As in Amores Perros, too, the story is not told in straightforward exposition, but in a fragmented style, jumping back and forth in time and amongst the three intersecting plotlines, parceling out information until it all comes together in a devastating and irony-laden conclusion. The ultra-Baroque atmosphere of intensely emotional melodrama laced with violence and brimming with angst echoes the earlier film and improves upon it with a more tightly focused script that draws the strands together into a Gordian knot of inevitabilities.

The film is rich in imagery that both furthers its themes and accentuates the profound emotional crises that the characters experience. Rivers insists that the doctor show him the dysfunctional heart that was removed from his body, as if trying to make tangible the mysteries of life and death. Marianne (in a scene reminiscent of one in Mystic River) desperately tries to scrub the blood off of Jordan’s truck, tears of wretchedness streaming down her face.

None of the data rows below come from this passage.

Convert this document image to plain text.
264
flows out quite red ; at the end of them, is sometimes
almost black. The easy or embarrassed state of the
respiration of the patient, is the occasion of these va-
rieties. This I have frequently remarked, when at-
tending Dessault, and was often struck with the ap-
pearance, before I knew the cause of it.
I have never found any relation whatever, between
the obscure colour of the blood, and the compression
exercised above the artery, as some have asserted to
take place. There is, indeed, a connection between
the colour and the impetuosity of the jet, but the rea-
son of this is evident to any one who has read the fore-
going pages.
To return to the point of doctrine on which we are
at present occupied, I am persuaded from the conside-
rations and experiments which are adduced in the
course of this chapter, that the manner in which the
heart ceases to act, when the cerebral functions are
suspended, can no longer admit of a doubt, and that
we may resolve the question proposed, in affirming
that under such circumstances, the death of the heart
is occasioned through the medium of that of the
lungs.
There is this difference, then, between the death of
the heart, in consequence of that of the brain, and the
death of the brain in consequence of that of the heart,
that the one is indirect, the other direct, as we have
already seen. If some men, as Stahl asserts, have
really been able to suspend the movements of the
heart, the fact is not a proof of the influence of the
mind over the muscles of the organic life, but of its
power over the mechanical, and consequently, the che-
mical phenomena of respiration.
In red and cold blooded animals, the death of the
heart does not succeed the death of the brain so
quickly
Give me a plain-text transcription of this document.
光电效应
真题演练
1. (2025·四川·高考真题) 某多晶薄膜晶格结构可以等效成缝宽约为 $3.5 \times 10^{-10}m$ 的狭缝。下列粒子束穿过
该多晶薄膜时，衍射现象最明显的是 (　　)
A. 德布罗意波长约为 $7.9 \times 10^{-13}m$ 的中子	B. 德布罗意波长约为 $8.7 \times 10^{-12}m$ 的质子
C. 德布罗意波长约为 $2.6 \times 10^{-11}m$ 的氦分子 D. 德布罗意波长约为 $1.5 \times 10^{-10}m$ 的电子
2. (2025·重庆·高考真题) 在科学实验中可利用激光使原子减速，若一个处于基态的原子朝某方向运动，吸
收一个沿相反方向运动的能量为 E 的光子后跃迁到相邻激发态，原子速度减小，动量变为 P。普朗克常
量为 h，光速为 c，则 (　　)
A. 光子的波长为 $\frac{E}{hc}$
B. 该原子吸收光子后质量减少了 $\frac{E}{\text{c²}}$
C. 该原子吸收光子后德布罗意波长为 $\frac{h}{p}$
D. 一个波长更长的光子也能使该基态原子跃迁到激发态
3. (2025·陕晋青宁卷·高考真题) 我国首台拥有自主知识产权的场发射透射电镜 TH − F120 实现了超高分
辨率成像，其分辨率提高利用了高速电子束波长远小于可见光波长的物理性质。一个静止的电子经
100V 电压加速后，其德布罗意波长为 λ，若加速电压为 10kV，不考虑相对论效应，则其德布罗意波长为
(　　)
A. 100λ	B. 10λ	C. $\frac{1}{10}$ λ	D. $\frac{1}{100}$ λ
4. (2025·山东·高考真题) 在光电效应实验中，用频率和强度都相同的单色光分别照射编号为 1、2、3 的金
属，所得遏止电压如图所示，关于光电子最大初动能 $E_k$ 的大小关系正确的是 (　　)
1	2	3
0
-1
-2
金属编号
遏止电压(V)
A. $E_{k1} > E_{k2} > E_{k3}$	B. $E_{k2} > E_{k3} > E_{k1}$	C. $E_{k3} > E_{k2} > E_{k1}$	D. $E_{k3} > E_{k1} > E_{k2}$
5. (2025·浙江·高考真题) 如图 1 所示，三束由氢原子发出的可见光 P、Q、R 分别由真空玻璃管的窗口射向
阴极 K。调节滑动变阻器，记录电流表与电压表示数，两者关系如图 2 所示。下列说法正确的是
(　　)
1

Inarritu and screenwriter Guillermo Arriaga load the film with allusions to Christian mythology, especially in the character of Rivers–a man who found a second life with a new heart, a wife who wants to have his child though he cannot perform sexually and will not be there to parent the child. At one point there is a direct, if fleeting, image of stigmata. All of these characters have been challenged by fate and the immediacy of death, that moment in which bodyweight decreases by 21 grams, the presumed weight of the soul. Only Jordan has turned to faith–and his faith appears neither to have exorcised his demons nor to have led him to redemption. Inarritu draws powerful performances from all his actors, but most notably from Del Toro (The Pledge, Traffic) who is locked in a never ending, anguished battle between his own weaknesses and his desire to overcome them.